Role of corticular photosynthesis following defoliation in Eucalyptus globulus

Defoliation can reduce net fixation of atmospheric CO₂ by the canopy, but increase the intensity and duration of photosynthetically active radiation on stems. Stem CO₂ flux and leaf gas exchange in young Eucalyptus globulus seedlings were measured to assess the impact of defoliation on these processes and to determine the potential contribution of re-fixation by photosynthetic inner bark in offsetting the effects of defoliation in a woody species. Pot and field trials examined how artificial defoliation of the canopy affected the photosynthetic characteristics of main stems of young Eucalyptus globulus seedlings. Defoliated potted seedlings were characterized by transient increases in foliar photosynthetic rates and concomitant decreases in stem CO₂ fluxes (both in the dark and light). Defoliated field-grown seedlings showed similar stem CO₂ flux responses, but of reduced magnitude.

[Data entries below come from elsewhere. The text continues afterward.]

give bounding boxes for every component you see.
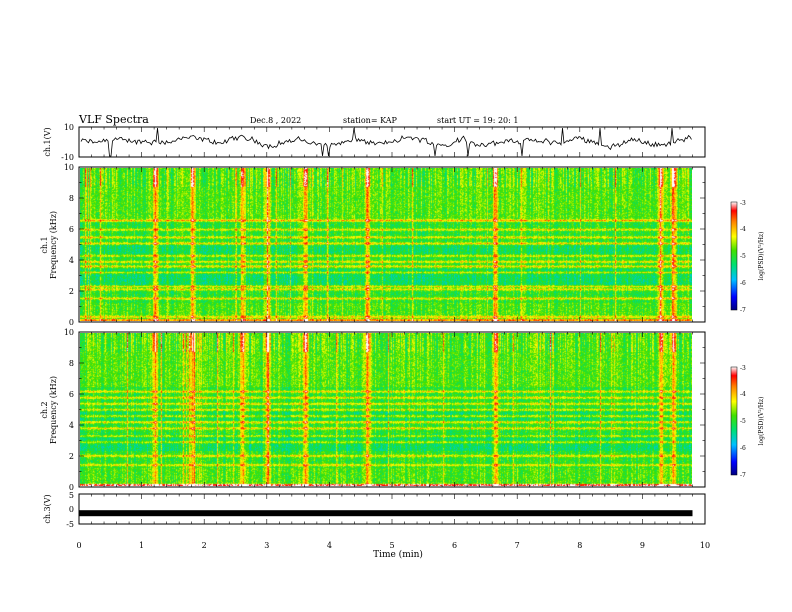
x-tick-label: 3 bbox=[264, 541, 269, 550]
x-tick-label: 2 bbox=[202, 541, 207, 550]
ch1-ytick-8: 8 bbox=[69, 194, 74, 203]
ch2-cb-tick-m5: -5 bbox=[740, 418, 746, 425]
x-tick-label: 8 bbox=[577, 541, 582, 550]
ch2-colorbar-gradient bbox=[730, 366, 738, 476]
x-tick-label: 5 bbox=[389, 541, 394, 550]
x-tick-label: 6 bbox=[452, 541, 457, 550]
ch2-cb-tick-m4: -4 bbox=[740, 391, 746, 398]
ch3-waveform-panel: 5 0 -5 ch.3(V) 0 1 2 3 4 5 6 7 8 9 10 Time (min) bbox=[43, 491, 710, 560]
ch2-spectrogram-panel: ch.2 Frequency (kHz) 10 8 6 4 2 0 bbox=[40, 328, 706, 492]
ch2-cb-tick-m7: -7 bbox=[740, 472, 746, 479]
x-tick-label: 9 bbox=[640, 541, 645, 550]
x-tick-label: 0 bbox=[76, 541, 81, 550]
ch3-ytick-5: 5 bbox=[69, 491, 74, 500]
ch1-ytick-0: 0 bbox=[69, 318, 74, 327]
ch1-colorbar-label: log(PSD)(V²/Hz) bbox=[758, 232, 765, 281]
ch2-cb-tick-m3: -3 bbox=[740, 365, 746, 372]
time-xlabel: Time (min) bbox=[373, 549, 423, 560]
ch2-ytick-6: 6 bbox=[69, 390, 74, 399]
ch3-ytick-neg5: -5 bbox=[66, 520, 74, 529]
ch2-spectrogram-image bbox=[80, 333, 692, 486]
ch1-frequency-ylabel: Frequency (kHz) bbox=[49, 211, 58, 279]
ch2-ytick-10: 10 bbox=[64, 328, 74, 337]
ch2-frequency-ylabel: Frequency (kHz) bbox=[49, 376, 58, 444]
ch1-colorbar: -3 -4 -5 -6 -7 log(PSD)(V²/Hz) bbox=[730, 200, 765, 314]
ch1-ytick-min: -10 bbox=[61, 153, 74, 162]
ch1-waveform-line bbox=[80, 127, 692, 157]
ch1-cb-tick-m5: -5 bbox=[740, 253, 746, 260]
ch1-ytick-4: 4 bbox=[69, 256, 74, 265]
ch1-ytick-max: 10 bbox=[64, 123, 74, 132]
ch1-cb-tick-m6: -6 bbox=[740, 280, 746, 287]
ch2-ytick-2: 2 bbox=[69, 452, 74, 461]
date-label: Dec.8 , 2022 bbox=[250, 116, 301, 125]
ch1-waveform-panel: 10 -10 ch.1(V) bbox=[43, 123, 706, 162]
ch1-cb-tick-m4: -4 bbox=[740, 226, 746, 233]
ch3-waveform-line bbox=[79, 510, 693, 517]
ch3-ytick-0: 0 bbox=[69, 505, 74, 514]
ch3-waveform-ylabel: ch.3(V) bbox=[43, 494, 52, 523]
ch1-spectrogram-label: ch.1 bbox=[40, 236, 49, 253]
ch1-ytick-10: 10 bbox=[64, 163, 74, 172]
ch1-colorbar-gradient bbox=[730, 201, 738, 311]
ch2-ytick-8: 8 bbox=[69, 359, 74, 368]
station-label: station= KAP bbox=[343, 116, 398, 125]
ch1-ytick-6: 6 bbox=[69, 225, 74, 234]
ch2-ytick-4: 4 bbox=[69, 421, 74, 430]
ch1-spectrogram-panel: ch.1 Frequency (kHz) 10 8 6 4 2 0 bbox=[40, 163, 706, 327]
ch2-colorbar-label: log(PSD)(V²/Hz) bbox=[758, 397, 765, 446]
ch1-ytick-2: 2 bbox=[69, 287, 74, 296]
ch2-cb-tick-m6: -6 bbox=[740, 445, 746, 452]
x-tick-label: 1 bbox=[139, 541, 144, 550]
figure-title: VLF Spectra bbox=[78, 113, 149, 126]
ch2-ytick-0: 0 bbox=[69, 483, 74, 492]
x-tick-label: 10 bbox=[700, 541, 710, 550]
ch2-spectrogram-label: ch.2 bbox=[40, 401, 49, 418]
ch2-colorbar: -3 -4 -5 -6 -7 log(PSD)(V²/Hz) bbox=[730, 365, 765, 479]
start-time-label: start UT = 19: 20: 1 bbox=[437, 116, 518, 125]
x-tick-label: 7 bbox=[515, 541, 520, 550]
ch1-waveform-ylabel: ch.1(V) bbox=[43, 127, 52, 156]
ch1-spectrogram-image bbox=[80, 168, 692, 321]
ch1-cb-tick-m7: -7 bbox=[740, 307, 746, 314]
x-tick-label: 4 bbox=[327, 541, 332, 550]
ch1-cb-tick-m3: -3 bbox=[740, 200, 746, 207]
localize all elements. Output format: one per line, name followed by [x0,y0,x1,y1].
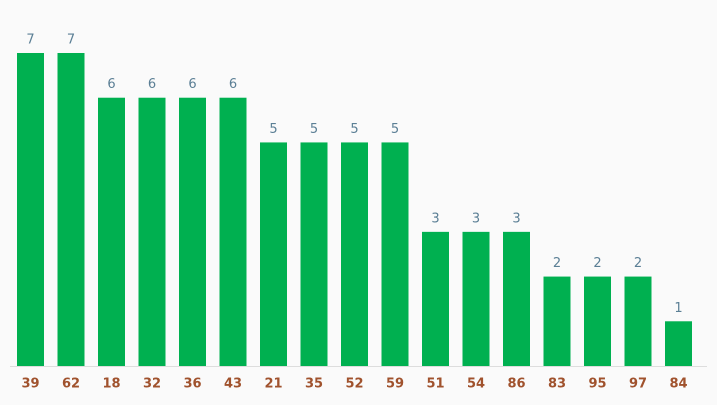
value-label: 7 [67,33,75,48]
bar [260,142,287,366]
value-label: 6 [107,77,115,92]
x-tick-label: 51 [426,377,444,392]
bar [624,276,652,366]
bar [665,321,692,366]
value-label: 6 [188,77,196,92]
x-tick-label: 35 [305,377,323,392]
bar [219,97,247,366]
bar [543,276,571,366]
bar [138,97,166,366]
x-tick-label: 83 [548,377,566,392]
bar [422,231,449,366]
value-label: 5 [350,122,358,137]
value-label: 2 [634,256,642,271]
x-tick-label: 54 [467,377,485,392]
bar [98,97,125,366]
x-tick-label: 36 [183,377,201,392]
value-label: 2 [593,256,601,271]
x-tick-label: 18 [102,377,120,392]
bar [584,276,611,366]
value-label: 3 [472,211,480,226]
value-label: 6 [229,77,237,92]
value-label: 5 [269,122,277,137]
bar [381,142,409,366]
x-tick-label: 43 [224,377,242,392]
x-tick-label: 84 [669,377,687,392]
value-label: 5 [391,122,399,137]
bar [300,142,328,366]
x-tick-label: 95 [588,377,606,392]
x-tick-label: 97 [629,377,647,392]
x-tick-label: 32 [143,377,161,392]
bar [462,231,490,366]
value-label: 5 [310,122,318,137]
value-label: 6 [148,77,156,92]
bar [503,231,530,366]
value-label: 1 [674,301,682,316]
bar [17,53,44,366]
bar [179,97,206,366]
bar [341,142,368,366]
value-label: 2 [553,256,561,271]
x-tick-label: 52 [345,377,363,392]
value-label: 3 [431,211,439,226]
x-tick-label: 62 [62,377,80,392]
x-tick-label: 21 [264,377,282,392]
x-tick-label: 39 [21,377,39,392]
bar [57,53,85,366]
x-tick-label: 86 [507,377,525,392]
value-label: 3 [512,211,520,226]
x-tick-label: 59 [386,377,404,392]
value-label: 7 [26,33,34,48]
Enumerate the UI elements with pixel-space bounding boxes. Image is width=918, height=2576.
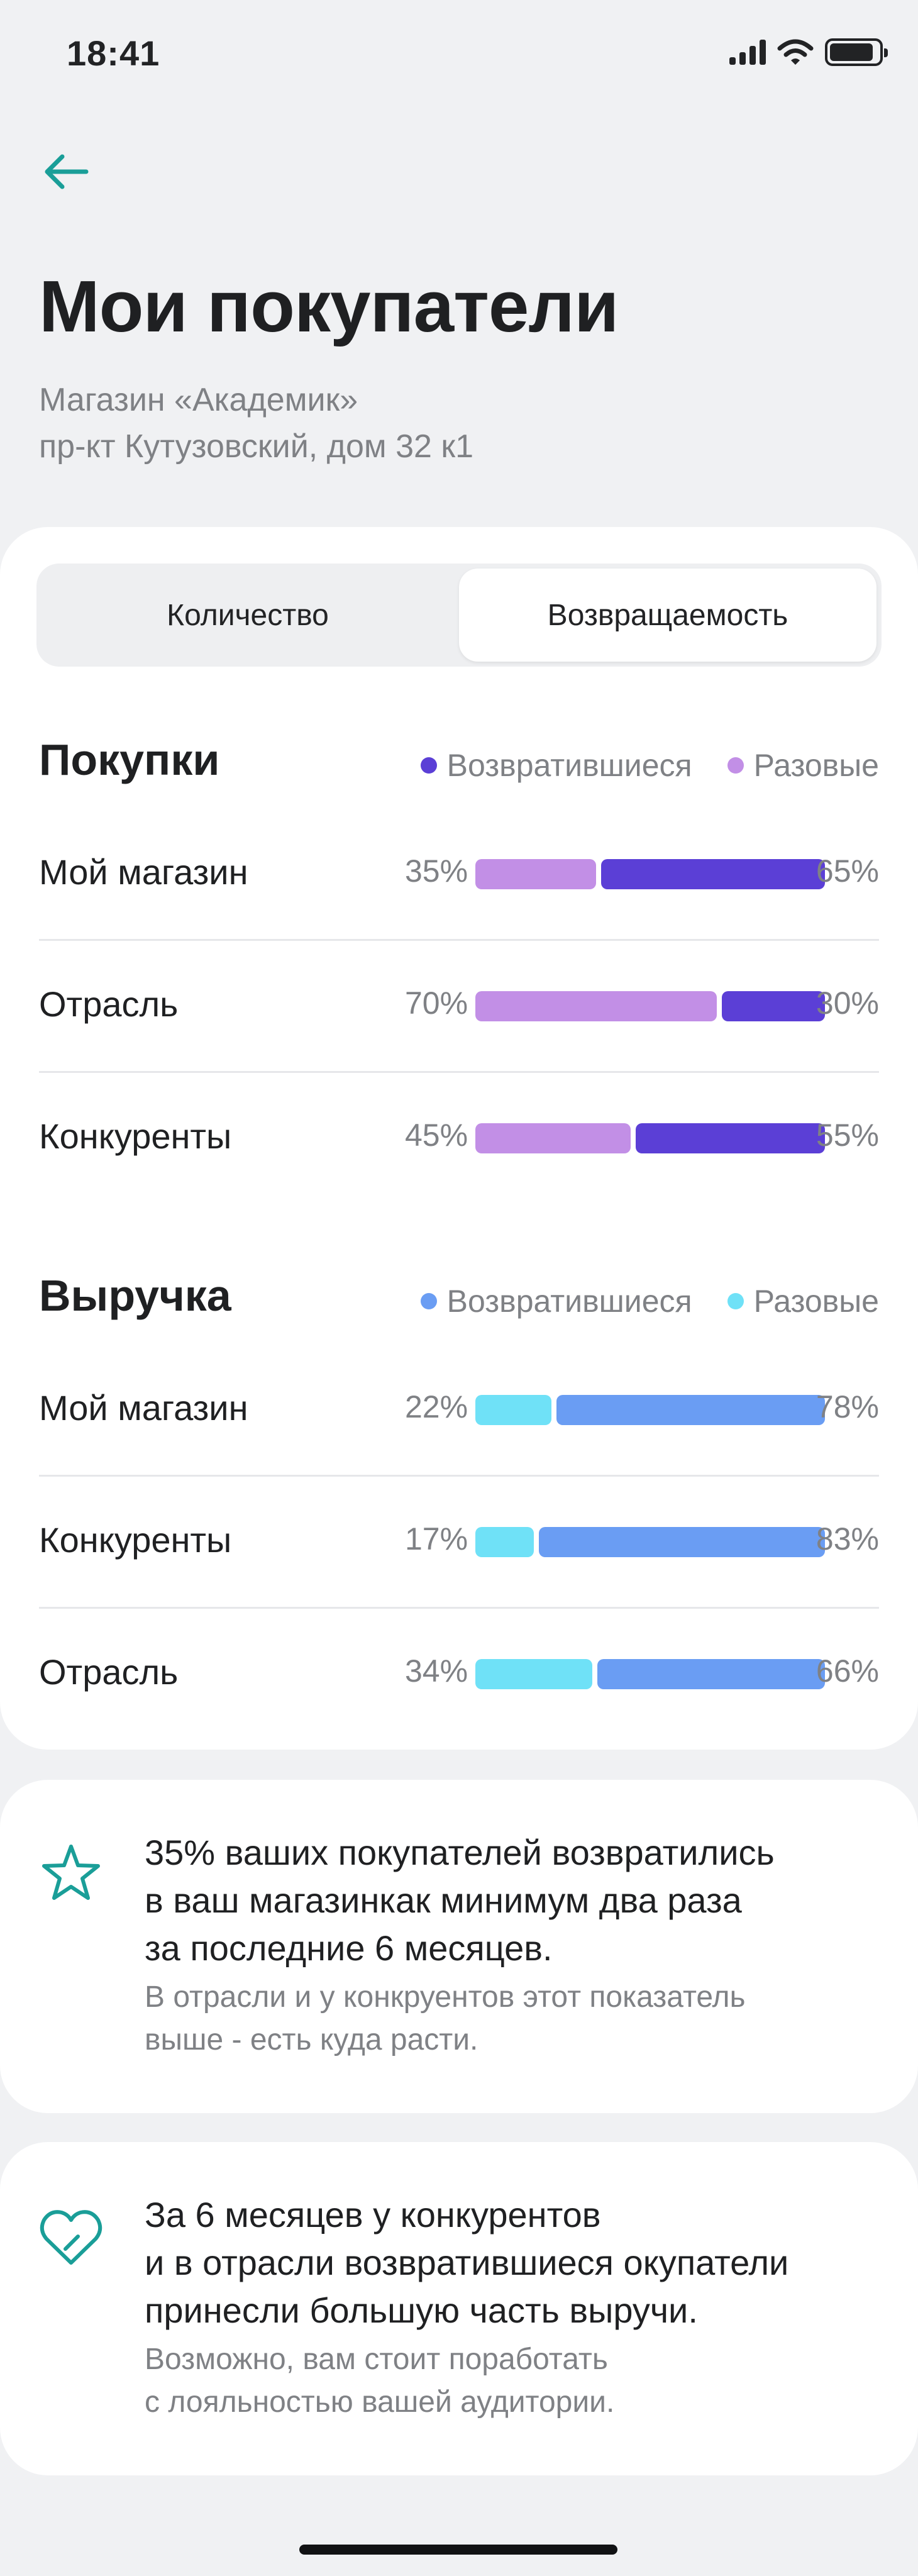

Despite demonstrating increased re-fixation capability, defoliated potted-seedlings had slowed stem growth. The green stem of seedlings exhibited largely shade-adapted characteristics. Defoliation reduced stem chlorophyll a/b ratio and increased carotenoid concentration. An increased capacity to re-fix internally respired CO₂ (up to 96%) suggested that stem re-fixation represents a previously unexplored mechanism to minimize the impact of foliar loss by maximizing the contribution of all photosynthetic tissues, particularly for young seedlings.